1.490 meters

Le Cornu Lo Cornù

Les Fusines Li Fejeune – 1.700 m
Blanchard Biantchart – 1.724 m
Rovinal Rovénal – 1.709 m
Praz-Sec Pra-Sec – 1.700 m
Les Péyoz Li Péyo – 1.725 m
Les Droles Li Drole – 1.757 m
Bernosin Bernozìn – 1.750 m

Le Cornu (Lo Cornù in patois), like the nearby hamlets of Corbet, Meytéres, and Le Trochey, stands on the left orographic side of the valley floor plain, in an area once called “Ultra Aquam,” as it lay beyond the bank of the Evançon stream.

 

The historic part of the village lies to the right of Regional Road 45 and preserves examples of sturdy houses and ancient wooden rascards with stone foundations, while on the opposite side, in the wide fields, modern villas have been built. Further on, toward the west, a bridge provides access to the road running alongside the Evançon, which, passing through Meytéres and Le Trochey, reaches Périasc.

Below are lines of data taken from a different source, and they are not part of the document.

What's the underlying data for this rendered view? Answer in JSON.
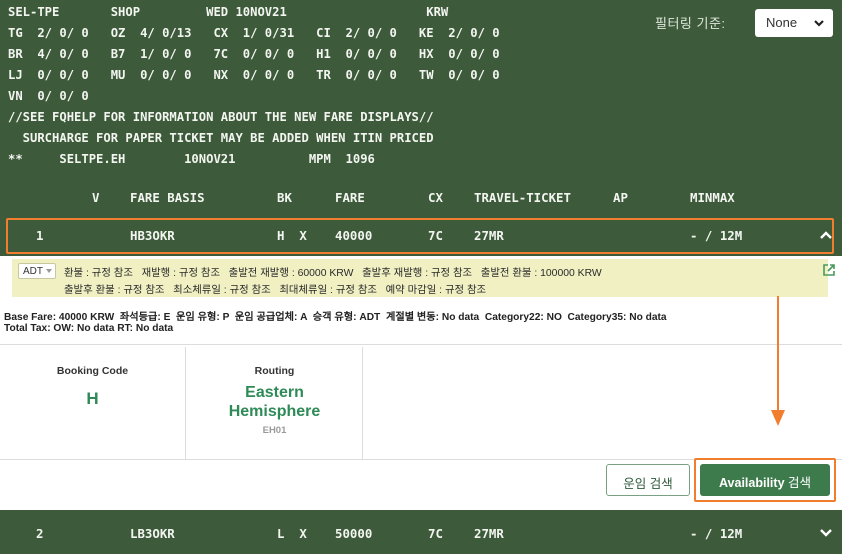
{
  "terminal": {
    "lines": [
      "SEL-TPE       SHOP         WED 10NOV21                   KRW",
      "TG  2/ 0/ 0   OZ  4/ 0/13   CX  1/ 0/31   CI  2/ 0/ 0   KE  2/ 0/ 0",
      "BR  4/ 0/ 0   B7  1/ 0/ 0   7C  0/ 0/ 0   H1  0/ 0/ 0   HX  0/ 0/ 0",
      "LJ  0/ 0/ 0   MU  0/ 0/ 0   NX  0/ 0/ 0   TR  0/ 0/ 0   TW  0/ 0/ 0",
      "VN  0/ 0/ 0",
      "//SEE FQHELP FOR INFORMATION ABOUT THE NEW FARE DISPLAYS//",
      "  SURCHARGE FOR PAPER TICKET MAY BE ADDED WHEN ITIN PRICED",
      "**     SELTPE.EH        10NOV21          MPM  1096"
    ]
  },
  "filter": {
    "label": "필터링 기준:",
    "value": "None"
  },
  "columns": {
    "v": "V",
    "fare_basis": "FARE BASIS",
    "bk": "BK",
    "fare": "FARE",
    "cx": "CX",
    "travel_ticket": "TRAVEL-TICKET",
    "ap": "AP",
    "minmax": "MINMAX"
  },
  "rows": [
    {
      "num": "1",
      "fare_basis": "HB3OKR",
      "bk": "H  X",
      "fare": "40000",
      "cx": "7C",
      "travel_ticket": "27MR",
      "minmax": "- / 12M"
    },
    {
      "num": "2",
      "fare_basis": "LB3OKR",
      "bk": "L  X",
      "fare": "50000",
      "cx": "7C",
      "travel_ticket": "27MR",
      "minmax": "- / 12M"
    }
  ],
  "detail": {
    "pax_type": "ADT",
    "rules_line1": "환불 : 규정 참조   재발행 : 규정 참조   출발전 재발행 : 60000 KRW   출발후 재발행 : 규정 참조   출발전 환불 : 100000 KRW",
    "rules_line2": "출발후 환불 : 규정 참조   최소체류일 : 규정 참조   최대체류일 : 규정 참조   예약 마감일 : 규정 참조",
    "info_line1": "Base Fare: 40000 KRW  좌석등급: E  운임 유형: P  운임 공급업체: A  승객 유형: ADT  계절별 변동: No data  Category22: NO  Category35: No data",
    "info_line2": "Total Tax: OW: No data RT: No data",
    "booking_code_label": "Booking Code",
    "booking_code": "H",
    "routing_label": "Routing",
    "routing_line1": "Eastern",
    "routing_line2": "Hemisphere",
    "routing_code": "EH01",
    "fare_search_button": "운임 검색",
    "availability_button_bold": "Availability",
    "availability_button_rest": " 검색"
  },
  "colors": {
    "terminal_bg": "#3d5a3a",
    "accent_orange": "#f07e2e",
    "green_text": "#2e8a57",
    "rules_bg": "#f0f0c3"
  }
}
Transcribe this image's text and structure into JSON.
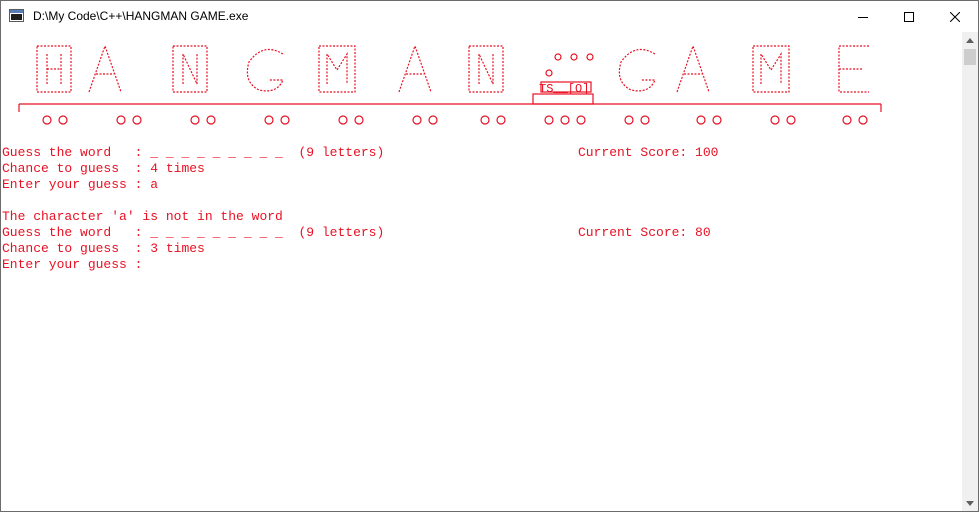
{
  "window": {
    "title": "D:\\My Code\\C++\\HANGMAN GAME.exe",
    "controls": [
      "minimize-icon",
      "maximize-icon",
      "close-icon"
    ]
  },
  "colors": {
    "console_text": "#e81123",
    "console_bg": "#ffffff"
  },
  "banner": {
    "text": "HANGMAN GAME",
    "style": "ASCII-art train of red letters with dashed outlines and wheels",
    "caption": "TS__[O]"
  },
  "rounds": [
    {
      "guess_label": "Guess the word",
      "word_mask": "_ _ _ _ _ _ _ _ _",
      "letter_count": "(9 letters)",
      "score": "Current Score: 100",
      "chance_label": "Chance to guess",
      "chance_value": "4 times",
      "input_label": "Enter your guess",
      "input_value": "a"
    },
    {
      "message": "The character 'a' is not in the word",
      "guess_label": "Guess the word",
      "word_mask": "_ _ _ _ _ _ _ _ _",
      "letter_count": "(9 letters)",
      "score": "Current Score: 80",
      "chance_label": "Chance to guess",
      "chance_value": "3 times",
      "input_label": "Enter your guess",
      "input_value": ""
    }
  ]
}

In the past, the forests stretching east of the settlement were used, in the lower area, for cultivation and still show remains of stone walls as well as traces of houses immersed in the vegetation.

Mount Zerbion and Portolaz Pass dominate the landscape.

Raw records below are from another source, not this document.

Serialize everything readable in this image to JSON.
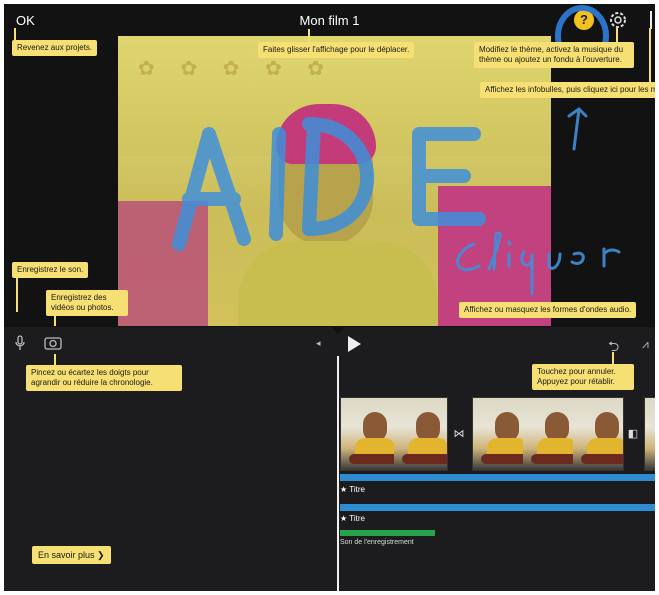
{
  "app": {
    "title": "Mon film 1",
    "ok_label": "OK",
    "help_label": "?",
    "accent": "#f4c21f",
    "tooltip_color": "#f6df73",
    "track_color": "#2e8dd1",
    "green_track_color": "#27a34b"
  },
  "annotations": {
    "word": "AIDE",
    "word2": "cliquer",
    "color": "#3f8fd9"
  },
  "tips": {
    "back": "Revenez aux projets.",
    "drag": "Faites glisser l'affichage pour le déplacer.",
    "theme": "Modifiez le thème, activez la musique du thème ou ajoutez un fondu à l'ouverture.",
    "hide_tips": "Affichez les infobulles, puis cliquez ici pour les masquer.",
    "record_audio": "Enregistrez le son.",
    "record_video": "Enregistrez des vidéos ou photos.",
    "waveforms": "Affichez ou masquez les formes d'ondes audio.",
    "pinch": "Pincez ou écartez les doigts pour agrandir ou réduire la chronologie.",
    "undo": "Touchez pour annuler. Appuyez pour rétablir.",
    "learn_more": "En savoir plus"
  },
  "timeline": {
    "clips": [
      {
        "name": "clip-1"
      },
      {
        "name": "clip-2"
      },
      {
        "name": "clip-3"
      }
    ],
    "track1_label": "Titre",
    "track2_label": "Titre",
    "green_label": "Son de l'enregistrement"
  },
  "icons": {
    "mic": "microphone-icon",
    "camera": "camera-icon",
    "play": "play-icon",
    "undo": "undo-icon",
    "wave": "waveform-icon",
    "gear": "gear-icon"
  }
}
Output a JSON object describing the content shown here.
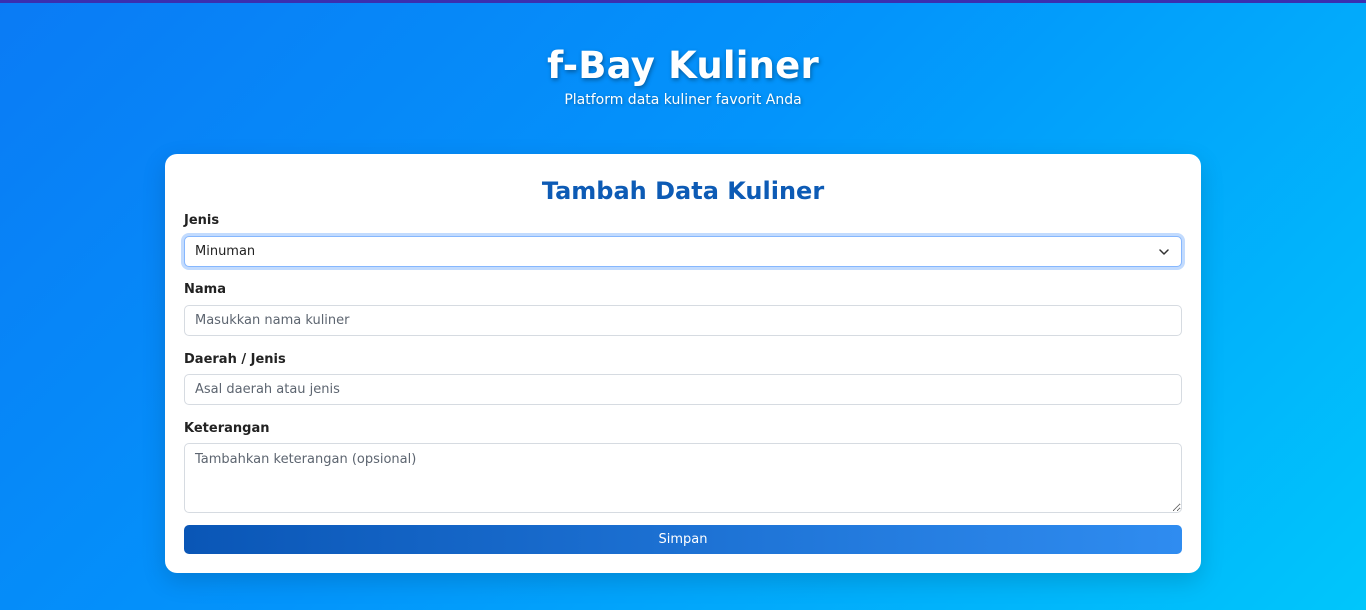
{
  "header": {
    "title": "f-Bay Kuliner",
    "subtitle": "Platform data kuliner favorit Anda"
  },
  "form": {
    "title": "Tambah Data Kuliner",
    "jenis": {
      "label": "Jenis",
      "selected": "Minuman",
      "icon": "chevron-down-icon"
    },
    "nama": {
      "label": "Nama",
      "value": "",
      "placeholder": "Masukkan nama kuliner"
    },
    "daerah": {
      "label": "Daerah / Jenis",
      "value": "",
      "placeholder": "Asal daerah atau jenis"
    },
    "keterangan": {
      "label": "Keterangan",
      "value": "",
      "placeholder": "Tambahkan keterangan (opsional)"
    },
    "submit_label": "Simpan"
  },
  "colors": {
    "accent": "#0d5bb5",
    "button_start": "#0a56b6",
    "button_end": "#2f8cf0",
    "background_start": "#0a7bf5",
    "background_end": "#00c6fb"
  }
}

It took several centuries for the communities of the “Cantone” of “Ultra Aquam” to evolve from isolated farms into actual villages, and Le Cornu reached its most vibrant period in the 19th century with the construction of the Chapel of Saint Bartholomew in 1818, completed by the parish priest of Ayas, François Victor Amé Dandrès (later fallen into ruin and rebuilt in 1937 in nearby Meytéres), and of a small school in 1885 on the initiative of parish priest Clos.

Here too, the well-known Aosta Valley painter Franz Curta left his mark by painting, in 1864, Saint John the Baptist Preaching in the Wilderness on the wall of a house (Casa Alliod Ballin).

Map of Le Cornu

Casa Alliod Ballin

The image painted on the masonry wall, signed and dated by the artist, depicts John the Baptist preaching in the wilderness of Judea. The Saint, clothed in a red mantle and a camel-hair tunic, advances holding in his right hand the cross with the scroll bearing the inscription ECCE AGNVS and raising his left hand in a gesture of exhortation. To his left, the lamb is depicted. In the background, a mountain and an imaginary city. Inside the frame are the inscription: ST JEAN BAP. PRECHANT DANS LE DESERT, the artist’s signature F. CURTA PINX 1864 and, on the left, the name of the patron BECHEZ J.B.